Huli o colocou contra a parede e cercado pela autoridade legítima e impositiva do guardião anônimo.
Ainda que o rótulo de guardião não fosse dito pelos corredores vermelhos da arena, mesmo famílias tradicionais, como os Geiza, mantinham a sete chaves o real propósito do raposo ruivo.
Nesse limiar entre instituição versus autoridade, as palavras de Elyra Cealestine vieram como um coro, abraçando uma palestra.
Era como se a mangusto estivesse presente, mas eram só suas palavras explicativas:
— Li (禮), o Passo Honrado: é a forma correta de agir, as normas éticas que regulam comportamento. Sem elas, não há ordem, como há justos em Avalice.
Um contraponto era importante; ela ilustrou bem a cena anterior.
— O norte triunfante do Li é nobre, mas existirão pessoas que o utilizarão sob corrupção, fugindo da essência. A esses, se entrega a razão e a palavra. Eles cairão, cedo ou tarde.
O ecoar de seus ensinamentos voltaria, como síntese multifacetada dos eventos na arena.
No outro extremo da conversa entre Pawa e Huli, Kaura ajudava a vítima.
Era esperado o melhor tipo de comportamento empático possível.
— Qual seu nome, nobre senhor? — limpava o rosto do penoso com um lenço umedecido.
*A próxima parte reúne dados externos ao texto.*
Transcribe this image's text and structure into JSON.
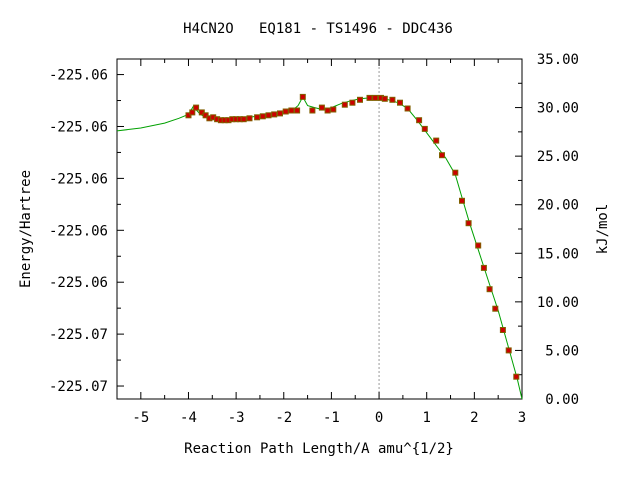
{
  "chart_data": {
    "type": "line",
    "title": "H4CN2O   EQ181 - TS1496 - DDC436",
    "xlabel": "Reaction Path Length/A amu^{1/2}",
    "ylabel_left": "Energy/Hartree",
    "ylabel_right": "kJ/mol",
    "xlim": [
      -5.5,
      3.0
    ],
    "ylim_left": [
      -225.0725,
      -225.0594
    ],
    "ylim_right": [
      0.0,
      35.0
    ],
    "x_ticks": [
      "-5",
      "-4",
      "-3",
      "-2",
      "-1",
      "0",
      "1",
      "2",
      "3"
    ],
    "x_tick_values": [
      -5,
      -4,
      -3,
      -2,
      -1,
      0,
      1,
      2,
      3
    ],
    "y_left_tick_labels": [
      "-225.06",
      "-225.06",
      "-225.06",
      "-225.06",
      "-225.06",
      "-225.07",
      "-225.07"
    ],
    "y_right_ticks": [
      "35.00",
      "30.00",
      "25.00",
      "20.00",
      "15.00",
      "10.00",
      "5.00",
      "0.00"
    ],
    "y_right_tick_values": [
      35,
      30,
      25,
      20,
      15,
      10,
      5,
      0
    ],
    "ts_line_x": 0,
    "curve": {
      "x": [
        -5.5,
        -5.0,
        -4.5,
        -4.2,
        -4.0,
        -3.9,
        -3.75,
        -3.6,
        -3.4,
        -3.2,
        -3.0,
        -2.8,
        -2.6,
        -2.4,
        -2.2,
        -2.0,
        -1.85,
        -1.7,
        -1.6,
        -1.5,
        -1.35,
        -1.2,
        -1.0,
        -0.8,
        -0.6,
        -0.4,
        -0.2,
        0.0,
        0.2,
        0.4,
        0.6,
        0.8,
        1.0,
        1.2,
        1.4,
        1.6,
        1.75,
        1.9,
        2.1,
        2.3,
        2.5,
        2.7,
        2.9,
        3.0
      ],
      "y": [
        27.6,
        27.9,
        28.4,
        28.9,
        29.3,
        30.1,
        29.3,
        28.9,
        28.7,
        28.7,
        28.8,
        28.9,
        29.1,
        29.2,
        29.4,
        29.6,
        29.6,
        30.2,
        31.1,
        30.2,
        30.0,
        29.8,
        30.0,
        30.4,
        30.7,
        30.9,
        31.0,
        31.0,
        30.8,
        30.5,
        29.9,
        28.7,
        27.4,
        26.1,
        24.8,
        23.1,
        20.6,
        18.1,
        15.1,
        12.1,
        9.1,
        5.6,
        2.1,
        0.0
      ]
    },
    "points": {
      "x": [
        -4.0,
        -3.92,
        -3.84,
        -3.72,
        -3.64,
        -3.56,
        -3.48,
        -3.4,
        -3.32,
        -3.24,
        -3.16,
        -3.08,
        -3.0,
        -2.92,
        -2.84,
        -2.72,
        -2.56,
        -2.44,
        -2.32,
        -2.2,
        -2.08,
        -1.96,
        -1.84,
        -1.72,
        -1.6,
        -1.4,
        -1.2,
        -1.08,
        -0.96,
        -0.72,
        -0.56,
        -0.4,
        -0.2,
        -0.08,
        0.04,
        0.12,
        0.28,
        0.44,
        0.6,
        0.84,
        0.96,
        1.2,
        1.32,
        1.6,
        1.74,
        1.88,
        2.08,
        2.2,
        2.32,
        2.44,
        2.6,
        2.72,
        2.88
      ],
      "y": [
        29.2,
        29.5,
        30.0,
        29.5,
        29.2,
        28.9,
        29.0,
        28.8,
        28.7,
        28.7,
        28.7,
        28.8,
        28.8,
        28.8,
        28.8,
        28.9,
        29.0,
        29.1,
        29.2,
        29.3,
        29.4,
        29.6,
        29.7,
        29.7,
        31.1,
        29.7,
        30.0,
        29.7,
        29.8,
        30.3,
        30.5,
        30.8,
        31.0,
        31.0,
        31.0,
        30.9,
        30.8,
        30.5,
        29.9,
        28.7,
        27.8,
        26.6,
        25.1,
        23.3,
        20.4,
        18.1,
        15.8,
        13.5,
        11.3,
        9.3,
        7.1,
        5.0,
        2.3
      ]
    },
    "grid": false,
    "line_color": "#00a000",
    "point_fill": "#cc0000",
    "point_stroke": "#806000"
  }
}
— Me chamo Serpryin Papakadah, doce madame — o rubor contagiou seu rosto. — É muito nobre da sua parte tamanho cuidado por alguém que não tem nada a oferecer.
Aquilo doeu na reptiliana, na alma e até na moral.
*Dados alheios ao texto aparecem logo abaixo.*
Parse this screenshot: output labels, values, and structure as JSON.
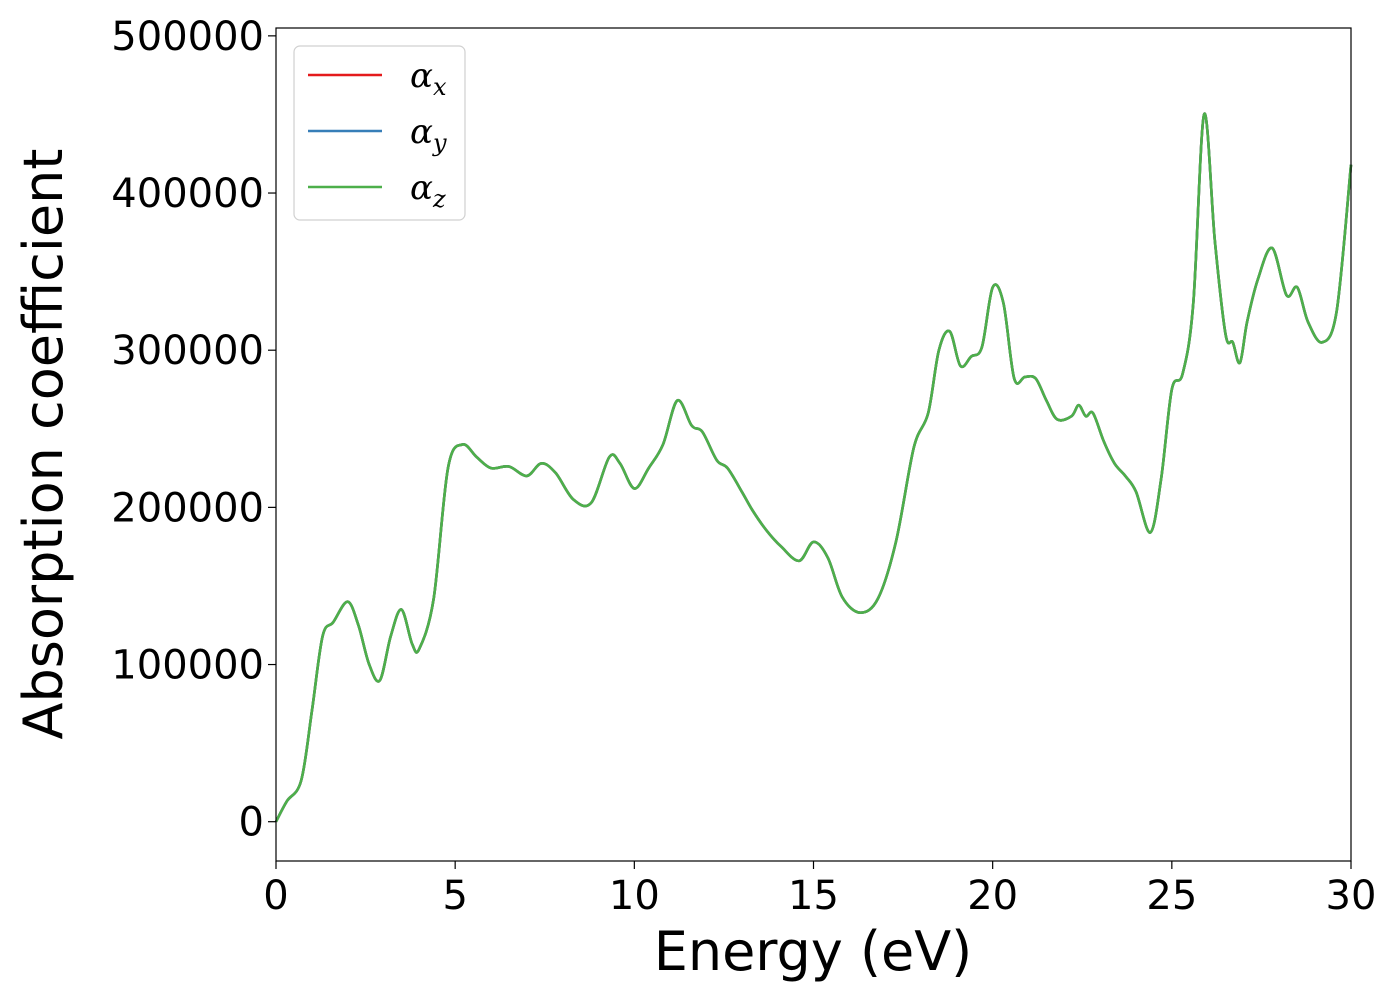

— Não diga isso! — Afagou seu rosto com carinho. — Não sei o que o levou a pensar assim, mas estamos no mesmo patamar como pessoas.
— O que?! — o rubor cresceu, o deixando encantado. — Mesmo depois de tudo, acha mesmo que mereço tanto respeito?
— Qualquer pessoa merece respeito, nobre senhor emplumado. Nem perguntarei o contrário, já que esse tipo de comportamento é inadequado.
Kaura fez questão de deixá-lo à vontade e em paz, o acolhendo.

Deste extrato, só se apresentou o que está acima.